Predict the output of the following code:

 1#include <iostream> 
 2
 3using namespace std; 
 4
 5int main() {
 6    char ch1 = '3'; 
 7    char ch2 = 'a'; 
 8
 9    char* p1 = &ch1; 
10    char* p2 = &ch2; 
11
12    *p1 += 1; 
13    *p2 = '7'; 
14
15    p2 = p1; 
16    *p1 = *p2 + 2; 
17
18    cout << ch1 << ' ' << ch2 << endl; 
19    cout << *p1 << ' ' << *p2 << endl; 
20    return 0; 
21} 

Problem 4.

Predict the output of the following code:

 1#include <iostream>
 2
 3using namespace std;
 4
 5void foo(int* p, int& r) {
 6    *p += 5;
 7    p = &r;
 8    *p *= 2;
 9}
10
11int main() {
12    int a = -3;
13    int b = 17;
14
15    int* ptr = &b;
16
17    foo(ptr, a);
18    cout << a << endl;
19    cout << b << endl;
20    cout << *ptr << endl;
21
22    return 0;
23}

All The Things That Go Wrong

Let’s now consider some of the horrible things that can happen when we start using pointers.

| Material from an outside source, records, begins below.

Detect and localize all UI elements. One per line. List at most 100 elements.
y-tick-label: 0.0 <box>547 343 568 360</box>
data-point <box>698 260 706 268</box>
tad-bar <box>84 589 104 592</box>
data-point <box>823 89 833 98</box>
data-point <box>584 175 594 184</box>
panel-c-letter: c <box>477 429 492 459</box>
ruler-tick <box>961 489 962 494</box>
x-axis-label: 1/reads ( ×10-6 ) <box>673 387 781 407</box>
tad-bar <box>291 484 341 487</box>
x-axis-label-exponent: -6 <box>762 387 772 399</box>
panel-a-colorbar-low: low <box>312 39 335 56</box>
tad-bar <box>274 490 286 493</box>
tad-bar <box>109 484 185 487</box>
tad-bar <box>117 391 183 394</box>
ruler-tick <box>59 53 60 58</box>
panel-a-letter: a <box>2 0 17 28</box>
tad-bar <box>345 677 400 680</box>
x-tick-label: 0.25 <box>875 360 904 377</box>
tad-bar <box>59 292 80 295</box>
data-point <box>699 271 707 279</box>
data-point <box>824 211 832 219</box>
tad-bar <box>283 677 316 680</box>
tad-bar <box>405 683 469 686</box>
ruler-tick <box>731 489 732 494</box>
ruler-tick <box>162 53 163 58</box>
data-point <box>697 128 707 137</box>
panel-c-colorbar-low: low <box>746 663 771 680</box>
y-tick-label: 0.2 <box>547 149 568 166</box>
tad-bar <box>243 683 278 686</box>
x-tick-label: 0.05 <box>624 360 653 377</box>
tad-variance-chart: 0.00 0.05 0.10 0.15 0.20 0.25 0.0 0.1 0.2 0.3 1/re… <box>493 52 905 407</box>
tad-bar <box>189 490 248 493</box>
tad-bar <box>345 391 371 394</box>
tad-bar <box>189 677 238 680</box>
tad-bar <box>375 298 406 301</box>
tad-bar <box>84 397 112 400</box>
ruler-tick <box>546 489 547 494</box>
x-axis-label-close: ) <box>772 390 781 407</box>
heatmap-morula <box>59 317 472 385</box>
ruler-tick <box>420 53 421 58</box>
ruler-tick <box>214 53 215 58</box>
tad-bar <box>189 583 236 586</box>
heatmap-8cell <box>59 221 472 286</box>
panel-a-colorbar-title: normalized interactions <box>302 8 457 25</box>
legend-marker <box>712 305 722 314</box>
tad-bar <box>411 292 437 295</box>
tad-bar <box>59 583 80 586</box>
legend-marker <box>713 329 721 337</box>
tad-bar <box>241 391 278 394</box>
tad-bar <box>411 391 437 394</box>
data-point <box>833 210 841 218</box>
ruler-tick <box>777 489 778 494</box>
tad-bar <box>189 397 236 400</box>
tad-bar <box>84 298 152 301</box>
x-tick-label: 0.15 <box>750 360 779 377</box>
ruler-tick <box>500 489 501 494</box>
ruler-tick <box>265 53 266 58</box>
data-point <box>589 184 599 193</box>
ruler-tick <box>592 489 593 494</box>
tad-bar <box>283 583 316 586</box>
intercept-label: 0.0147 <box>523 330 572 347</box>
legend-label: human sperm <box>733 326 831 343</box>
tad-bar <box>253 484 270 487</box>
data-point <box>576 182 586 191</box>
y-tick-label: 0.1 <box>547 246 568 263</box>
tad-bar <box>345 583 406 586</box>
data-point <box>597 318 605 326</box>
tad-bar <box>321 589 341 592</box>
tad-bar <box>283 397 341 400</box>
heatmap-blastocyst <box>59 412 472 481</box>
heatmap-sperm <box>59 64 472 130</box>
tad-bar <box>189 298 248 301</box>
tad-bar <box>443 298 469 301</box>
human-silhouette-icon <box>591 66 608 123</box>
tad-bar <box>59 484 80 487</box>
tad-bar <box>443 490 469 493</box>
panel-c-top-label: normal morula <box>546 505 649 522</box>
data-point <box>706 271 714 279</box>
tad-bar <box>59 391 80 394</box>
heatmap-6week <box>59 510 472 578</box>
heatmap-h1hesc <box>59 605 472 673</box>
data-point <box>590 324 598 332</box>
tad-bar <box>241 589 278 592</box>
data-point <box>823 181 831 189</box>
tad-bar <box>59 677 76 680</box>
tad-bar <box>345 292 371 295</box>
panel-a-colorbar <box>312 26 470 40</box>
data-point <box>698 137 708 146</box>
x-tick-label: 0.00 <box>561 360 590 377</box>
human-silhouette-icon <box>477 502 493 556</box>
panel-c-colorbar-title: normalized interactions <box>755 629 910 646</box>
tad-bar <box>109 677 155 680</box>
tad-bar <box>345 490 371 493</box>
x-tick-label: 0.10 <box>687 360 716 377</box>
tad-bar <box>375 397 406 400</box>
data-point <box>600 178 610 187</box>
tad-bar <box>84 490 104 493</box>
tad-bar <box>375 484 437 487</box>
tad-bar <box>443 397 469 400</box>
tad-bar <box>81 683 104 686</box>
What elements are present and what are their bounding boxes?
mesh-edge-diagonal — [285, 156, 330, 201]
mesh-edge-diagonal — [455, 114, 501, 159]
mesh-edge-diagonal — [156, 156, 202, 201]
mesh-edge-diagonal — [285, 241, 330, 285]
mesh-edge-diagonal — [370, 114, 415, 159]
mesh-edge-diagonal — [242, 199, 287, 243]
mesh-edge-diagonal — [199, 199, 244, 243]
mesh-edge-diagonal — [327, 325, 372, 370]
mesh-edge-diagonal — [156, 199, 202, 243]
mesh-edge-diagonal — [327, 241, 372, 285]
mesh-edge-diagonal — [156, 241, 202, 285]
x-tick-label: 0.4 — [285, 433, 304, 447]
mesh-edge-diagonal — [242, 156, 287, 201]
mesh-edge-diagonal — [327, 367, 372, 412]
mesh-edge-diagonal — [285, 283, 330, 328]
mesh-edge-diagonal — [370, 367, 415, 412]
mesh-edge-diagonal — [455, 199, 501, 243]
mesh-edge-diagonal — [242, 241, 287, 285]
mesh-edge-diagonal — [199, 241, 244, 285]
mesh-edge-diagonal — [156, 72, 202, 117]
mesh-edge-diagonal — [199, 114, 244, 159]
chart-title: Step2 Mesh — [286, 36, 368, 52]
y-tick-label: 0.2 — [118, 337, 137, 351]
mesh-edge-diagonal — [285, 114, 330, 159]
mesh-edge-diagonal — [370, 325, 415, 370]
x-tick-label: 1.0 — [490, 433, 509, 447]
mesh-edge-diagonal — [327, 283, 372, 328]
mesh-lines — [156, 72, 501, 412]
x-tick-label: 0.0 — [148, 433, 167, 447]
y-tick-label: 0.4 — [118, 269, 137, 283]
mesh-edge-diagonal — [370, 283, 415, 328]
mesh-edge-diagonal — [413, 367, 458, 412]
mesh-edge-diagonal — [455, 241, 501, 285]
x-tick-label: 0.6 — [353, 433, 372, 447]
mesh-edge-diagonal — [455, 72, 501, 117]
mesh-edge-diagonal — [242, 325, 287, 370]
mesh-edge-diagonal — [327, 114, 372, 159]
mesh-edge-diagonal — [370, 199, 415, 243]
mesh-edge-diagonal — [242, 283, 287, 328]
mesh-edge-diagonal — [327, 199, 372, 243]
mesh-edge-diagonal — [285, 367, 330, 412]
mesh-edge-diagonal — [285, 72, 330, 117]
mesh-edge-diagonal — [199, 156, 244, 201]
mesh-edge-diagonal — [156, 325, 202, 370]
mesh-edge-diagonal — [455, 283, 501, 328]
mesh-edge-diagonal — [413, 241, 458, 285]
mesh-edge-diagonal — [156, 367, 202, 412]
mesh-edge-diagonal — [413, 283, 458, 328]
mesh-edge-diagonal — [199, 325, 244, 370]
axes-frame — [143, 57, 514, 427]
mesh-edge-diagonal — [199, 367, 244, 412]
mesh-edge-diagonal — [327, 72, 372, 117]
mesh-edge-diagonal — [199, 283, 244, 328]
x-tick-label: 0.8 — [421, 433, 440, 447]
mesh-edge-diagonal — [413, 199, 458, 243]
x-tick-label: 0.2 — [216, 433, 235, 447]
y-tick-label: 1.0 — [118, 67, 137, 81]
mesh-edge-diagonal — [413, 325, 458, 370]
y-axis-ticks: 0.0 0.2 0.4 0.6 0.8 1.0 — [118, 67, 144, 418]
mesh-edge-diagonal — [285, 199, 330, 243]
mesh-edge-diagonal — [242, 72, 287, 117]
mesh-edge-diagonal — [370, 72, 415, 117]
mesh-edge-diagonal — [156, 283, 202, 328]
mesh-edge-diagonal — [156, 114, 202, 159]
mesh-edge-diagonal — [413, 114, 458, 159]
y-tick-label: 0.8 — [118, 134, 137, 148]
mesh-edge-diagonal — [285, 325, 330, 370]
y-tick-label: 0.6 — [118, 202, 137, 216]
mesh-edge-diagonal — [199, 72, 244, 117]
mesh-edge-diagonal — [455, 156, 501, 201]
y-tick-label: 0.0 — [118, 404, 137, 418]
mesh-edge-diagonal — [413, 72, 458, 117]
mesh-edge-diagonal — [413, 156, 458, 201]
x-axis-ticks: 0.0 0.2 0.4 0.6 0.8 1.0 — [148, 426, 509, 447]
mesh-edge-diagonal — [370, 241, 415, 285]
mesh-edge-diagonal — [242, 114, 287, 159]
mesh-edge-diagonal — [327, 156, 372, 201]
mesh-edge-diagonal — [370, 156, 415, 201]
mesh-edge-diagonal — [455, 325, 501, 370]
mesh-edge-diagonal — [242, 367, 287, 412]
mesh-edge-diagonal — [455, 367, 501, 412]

The first problem we’ve already seen before with references. Consider the following code:

 1int* p; 
 2
 3cout << "Enter an integer: " << endl; 
 4int i; cin >> i; 
 5
 6if(i < 0) {
 7    int a = -1; 
 8    p = &a; 
 9} else {
10    int b = 1; 
11    p = &b; 
12} 
13
14cout << *p << endl; 

Let’s trace through the program when the user enters 5.

  1. An uninitialised pointer p is created.
  2. The user enters 5, which is stored in i.
  3. The if block is skipped, and in the else block…
    • An integer b is created at 123 Ram Street, initialised to the value 1.
    • The address 123 Ram Street is stored in the pointer p.
    • The else block ends, so the box b is destroyed.
  4. The contents of the box at address 123 Ram Street are printed.

But there’s no longer a box at 123 Ram Street when the last step is run! This causes undefined behaviour.

In much the same way, trying to use an unitialised pointer is undefined behaviour. Just like how unitialised integers have unpredictable garbage, uninitialised pointers contain a practically random memory address, and trying to access that address can cause a crash or unpredictable output.

1int* p; 
2cout << *p << endl; 

Let’s revisit the motivating example: what do we do if our Human doesn’t have a spouse? Pointers, unlike references, allow us to make a Human* before the spouse exists. But how do we say “a pointer to a nonexistent human”? There is a special memory address that represents “nowhere”, called the nullptr.

1int* p = nullptr; 
2cout << *p << endl; 

This is undefined behaviour! Usually nullptr is used in exactly this situation —
it represents an address that doesn’t exist — and you therefore can’t print out the box at nowhere. Always check for a nullptr if you can!